If \(\varvec{t}\) is not reachable from the zero vector, the output of the ASC is always 0, and hence the ASC is K-robust for every K. Conversely, we claim that if t is reachable from the zero vector, then the ASC is not K-robust for any K. Indeed, consider a shortest path from the zero vector to the target vertex \(\varvec{0}, \varvec{v}_1, \ldots , \varvec{t}\) and consider the following two inputs: \(i_1 = \varvec{0}, \varvec{v}_1, \ldots , \varvec{t}, \varvec{0}^K\), the path leading to activation of the oscillator followed by K inputs that are zero vectors, and, \(i_2 = \varvec{0}, \varvec{v}_1, \ldots , \varvec{t'}, \varvec{0}^K\), which is obtained from \(i_1\) by changing one bit in \(\varvec{t}\). Observe that the oscillator in ASC is not activated on the input \(i_2\), hence the output is 0. Therefore, while the timed Manhattan distance between the inputs is 1, the timed Manhattan distance between the outputs is \(K+1\), for any chosen K.    \(\square \)

Remark 26

Recall that the domain of an ASC \(\mathcal{C}\) with input alphabet \(\varSigma = \{0,1\}^m\) is given by \(\mathrm {dom}(\mathcal{C}) = \mathcal{TL}({\varSigma })\). For any timed Manhattan distance \(d_{TM}^{\le 1}\) over \(\mathrm {dom}(\mathcal{C})\) such that \(\forall a,b \in \varSigma \), \(\mathtt {diff}^{\le 1}(a,b) \le 1\), Proposition 13 states that the Skorohod distance w.r.t. \(d_{TM}^{\le 1}\) coincides with \(d_{TM}^{\le 1}\).
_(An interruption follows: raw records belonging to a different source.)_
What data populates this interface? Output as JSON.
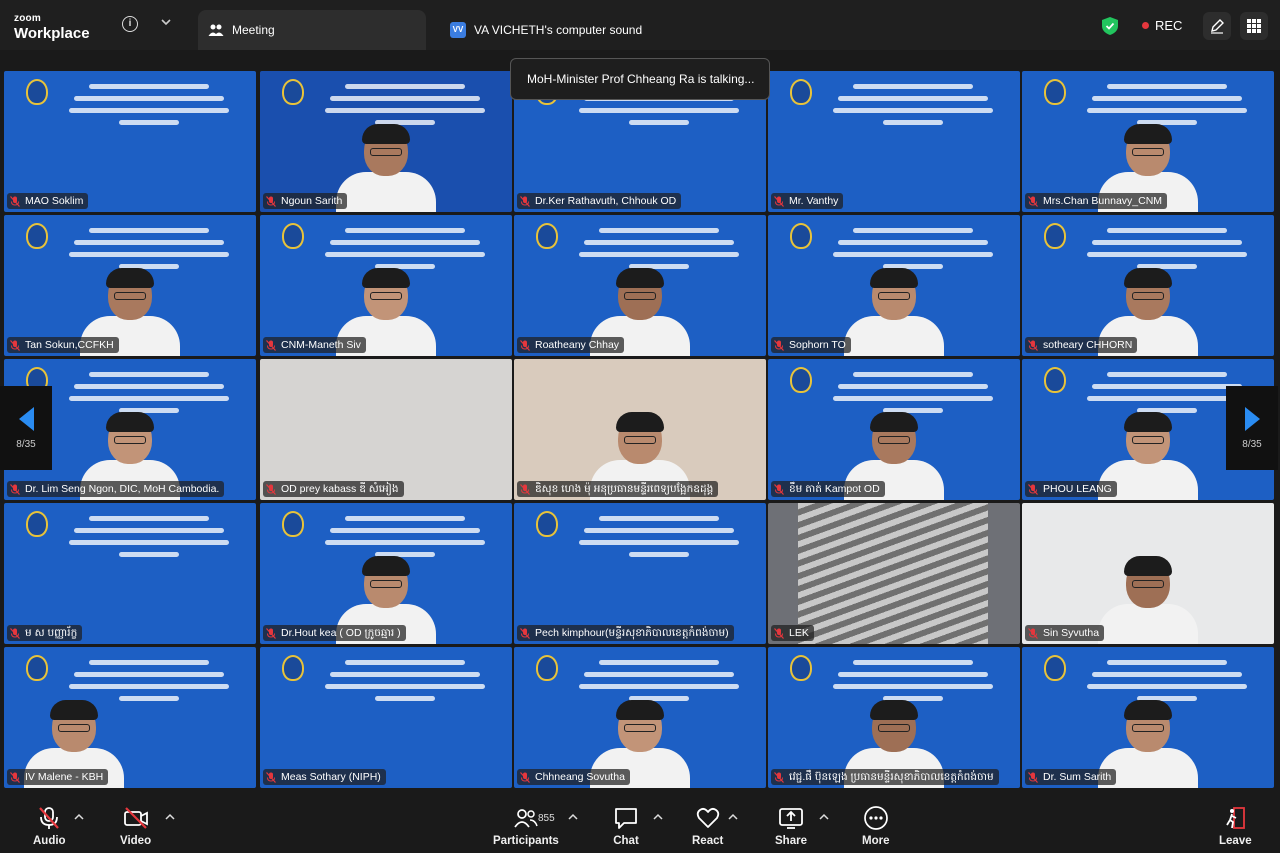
{
  "app": {
    "brand_top": "zoom",
    "brand_bottom": "Workplace"
  },
  "tabs": [
    {
      "label": "Meeting",
      "icon": "people-icon"
    },
    {
      "label": "VA VICHETH's computer sound",
      "icon": "vv-avatar",
      "avatar_text": "VV"
    }
  ],
  "status": {
    "rec_label": "REC",
    "rec_color": "#e5373d",
    "secure_color": "#22c55e"
  },
  "speaking_banner": "MoH-Minister Prof Chheang Ra is talking...",
  "pager": {
    "left_count": "8/35",
    "right_count": "8/35"
  },
  "participants_tiles": [
    {
      "name": "MAO Soklim",
      "bg": "blue",
      "person": false
    },
    {
      "name": "Ngoun Sarith",
      "bg": "dark",
      "person": true
    },
    {
      "name": "Dr.Ker Rathavuth, Chhouk OD",
      "bg": "blue",
      "person": false
    },
    {
      "name": "Mr. Vanthy",
      "bg": "blue",
      "person": false
    },
    {
      "name": "Mrs.Chan Bunnavy_CNM",
      "bg": "blue",
      "person": true
    },
    {
      "name": "Tan Sokun,CCFKH",
      "bg": "blue",
      "person": true
    },
    {
      "name": "CNM-Maneth Siv",
      "bg": "blue",
      "person": true
    },
    {
      "name": "Roatheany Chhay",
      "bg": "blue",
      "person": true
    },
    {
      "name": "Sophorn TO",
      "bg": "blue",
      "person": true
    },
    {
      "name": "sotheary CHHORN",
      "bg": "blue",
      "person": true
    },
    {
      "name": "Dr. Lim Seng Ngon, DIC, MoH Cambodia.",
      "bg": "blue",
      "person": true
    },
    {
      "name": "OD prey kabass ឌី សំអៀង",
      "bg": "gray",
      "person": false
    },
    {
      "name": "ឌិសុខ ហេង ម៉ុ អនុប្រធានមន្ទីរពេទ្យបង្អែកឧដុង្គ",
      "bg": "beige",
      "person": true
    },
    {
      "name": "ខឹម តាត់ Kampot OD",
      "bg": "blue",
      "person": true
    },
    {
      "name": "PHOU LEANG",
      "bg": "blue",
      "person": true
    },
    {
      "name": "ម ស បញ្ញារ័ក្ខ",
      "bg": "blue",
      "person": false
    },
    {
      "name": "Dr.Hout kea ( OD ក្រូចឆ្មារ )",
      "bg": "blue",
      "person": true
    },
    {
      "name": "Pech kimphour(មន្ទីរសុខាភិបាលខេត្តកំពង់ចាម)",
      "bg": "blue",
      "person": false
    },
    {
      "name": "LEK",
      "bg": "steel",
      "person": false
    },
    {
      "name": "Sin Syvutha",
      "bg": "room2",
      "person": true
    },
    {
      "name": "IV Malene - KBH",
      "bg": "blue",
      "person": true
    },
    {
      "name": "Meas Sothary (NIPH)",
      "bg": "blue",
      "person": false
    },
    {
      "name": "Chhneang Sovutha",
      "bg": "blue",
      "person": true
    },
    {
      "name": "វេជ្ជ.ផឹ ប៊ុនឡេង ប្រធានមន្ទីរសុខាភិបាលខេត្តកំពង់ចាម",
      "bg": "blue",
      "person": true
    },
    {
      "name": "Dr. Sum Sarith",
      "bg": "blue",
      "person": true
    }
  ],
  "toolbar": {
    "audio": "Audio",
    "video": "Video",
    "participants": "Participants",
    "participants_count": "855",
    "chat": "Chat",
    "react": "React",
    "share": "Share",
    "more": "More",
    "leave": "Leave"
  }
}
Hence, K-robustness w.r.t. such Skorokhod distances is PSpace-complete as well.

8 Conclusions

In this paper, we investigated the K-Lipschitz robustness problem for timed I/O systems using an automata-theoretic framework. For timed transducers, we showed that K-robustness can be decided in polynomial space for an interesting class of similarity functions. For ASCs, we reduce K-robustness w.r.t. timed Manhattan distances to K-robustness of discrete transducers and show PSpace-completeness of the problem.
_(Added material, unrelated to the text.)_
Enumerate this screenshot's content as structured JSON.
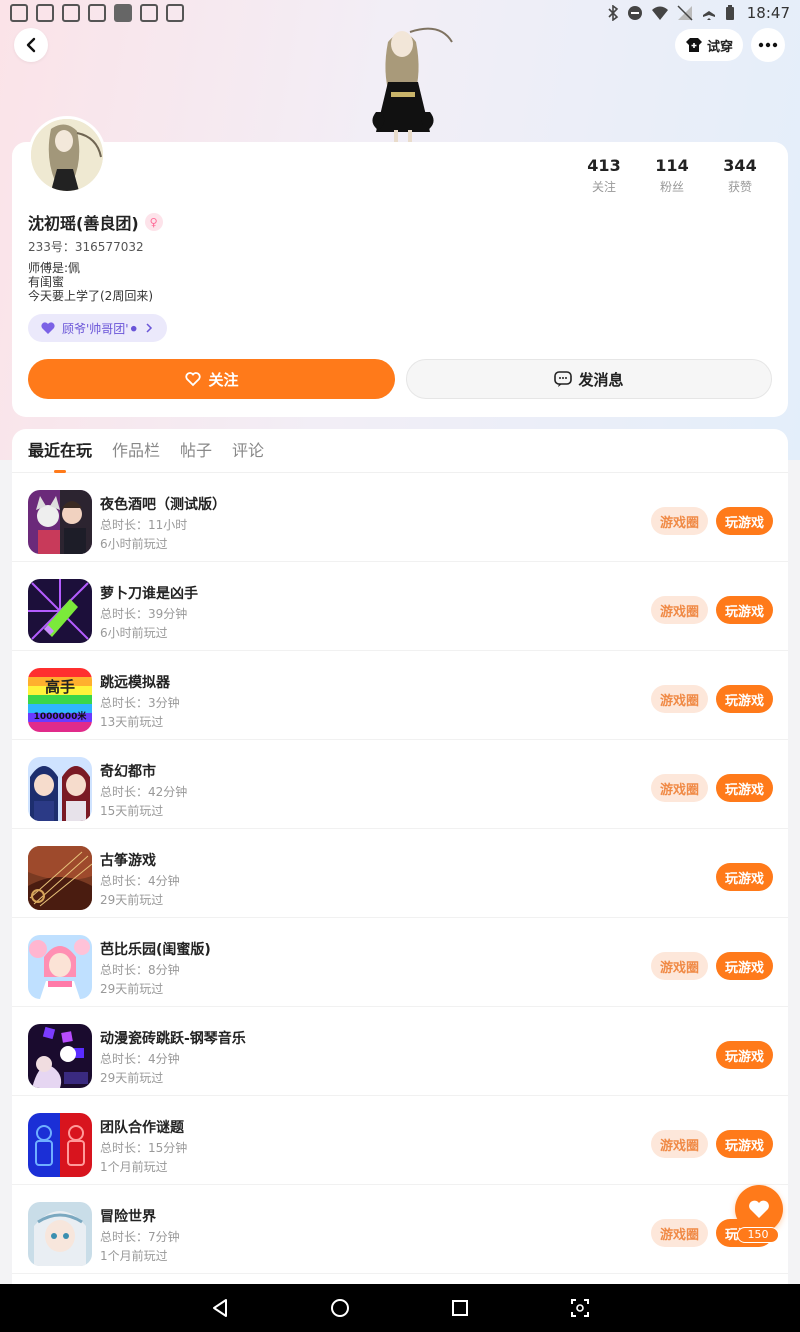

The essence of our framework is the use of weighted timed automata for computing similarity functions. This motivates further study of weighted timed automata; in particular, development of more expressive weighted timed automata (with nice decidability properties) immediately improves our results.

We also plan to study robustness of other models such as probablistic systems and explore specific application domains such as robotics.